I surely can't be the only one who has noticed that independently and probably unknown in a couple of cases, filmmakers have made at least four new films dealing with parents searching for missing children. Two of these films are part of the current line-up at this year's Denver Film Festival. I wrote about The World of Kanako. The other two films I'm aware of are the U.S. indie, Reed Morano's Meadowland, and another Chinese film, Lost and Love starring Andy Lau.

Based on true events, Peter Chan's film is initial about the divorced parents search for their three year old son who was abducted on the streets of Shenzhen, China. The search and rescue of the boy is only part of the story, the first half of the film. What Chan examines are not only the unexpected consequences when the son is found three years later, but also some of the unintended effects of mainland China's one child policy. Additionally, issue of class and the use of dialect, with the official policy of having everyone speak standard Mandarin, are also touched on.

The film open with Wenjun, who runs a small, shabby cyber cafe in a side street, tinkering with the tangle of wires above the street. The internet and electric wires provides a visual metaphor for a story about human connections, bonded and severed. Wenjun's ex-wife, Xiaojuan has the upscale job, along with a car and a new husband, but Wenjun is the one awarded child custody. Out in the streets with friends about the same age, the son, known as Pengpeng, spots his mother's car and chases after it. We see a quick glimpse of someone picking up the small boy from a distance.

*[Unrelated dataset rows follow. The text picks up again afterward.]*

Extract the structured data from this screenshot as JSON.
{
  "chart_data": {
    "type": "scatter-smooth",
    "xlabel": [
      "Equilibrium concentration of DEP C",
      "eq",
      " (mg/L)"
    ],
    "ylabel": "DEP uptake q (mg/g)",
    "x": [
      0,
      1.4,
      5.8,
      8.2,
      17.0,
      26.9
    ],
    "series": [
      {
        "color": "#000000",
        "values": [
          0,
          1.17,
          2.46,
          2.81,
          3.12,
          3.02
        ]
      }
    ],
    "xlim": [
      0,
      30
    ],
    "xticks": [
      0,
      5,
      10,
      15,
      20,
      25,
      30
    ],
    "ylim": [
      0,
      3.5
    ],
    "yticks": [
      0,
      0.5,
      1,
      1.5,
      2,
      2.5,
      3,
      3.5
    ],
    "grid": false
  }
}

The search takes Wenjun to different parts of China, dealing with people who claim to know the whereabouts of Pengpeng. It is during this earlier part of the film that there is greater use of hand-held cinematography, emphasizing Wenjun's travels to unfamiliar places in his attempt to find his son, or at least get answers.

After a trio of star vehicles designed for pan-Asian appeal, Peter Chan has been making films that are more specifically Chinese with this film and his previous American Dreams in China. Top billed Vickie Zhao Wei has more of a supporting role as the widow of man known to have abducted children. Zhao is almost unrecognizable here as a naive, perhaps intellectually impaired, woman who learns too late about the true nature of her husband. Zhao won several Best Actress awards for her performance here.

The film ends with a gathering of the main cast members with their real life counterparts, as well as titles providing additional narrative closure. Only the most hard-hearted will not be touched by the little girl, often seen by herself, who plays Pengpeng's adopted little sister.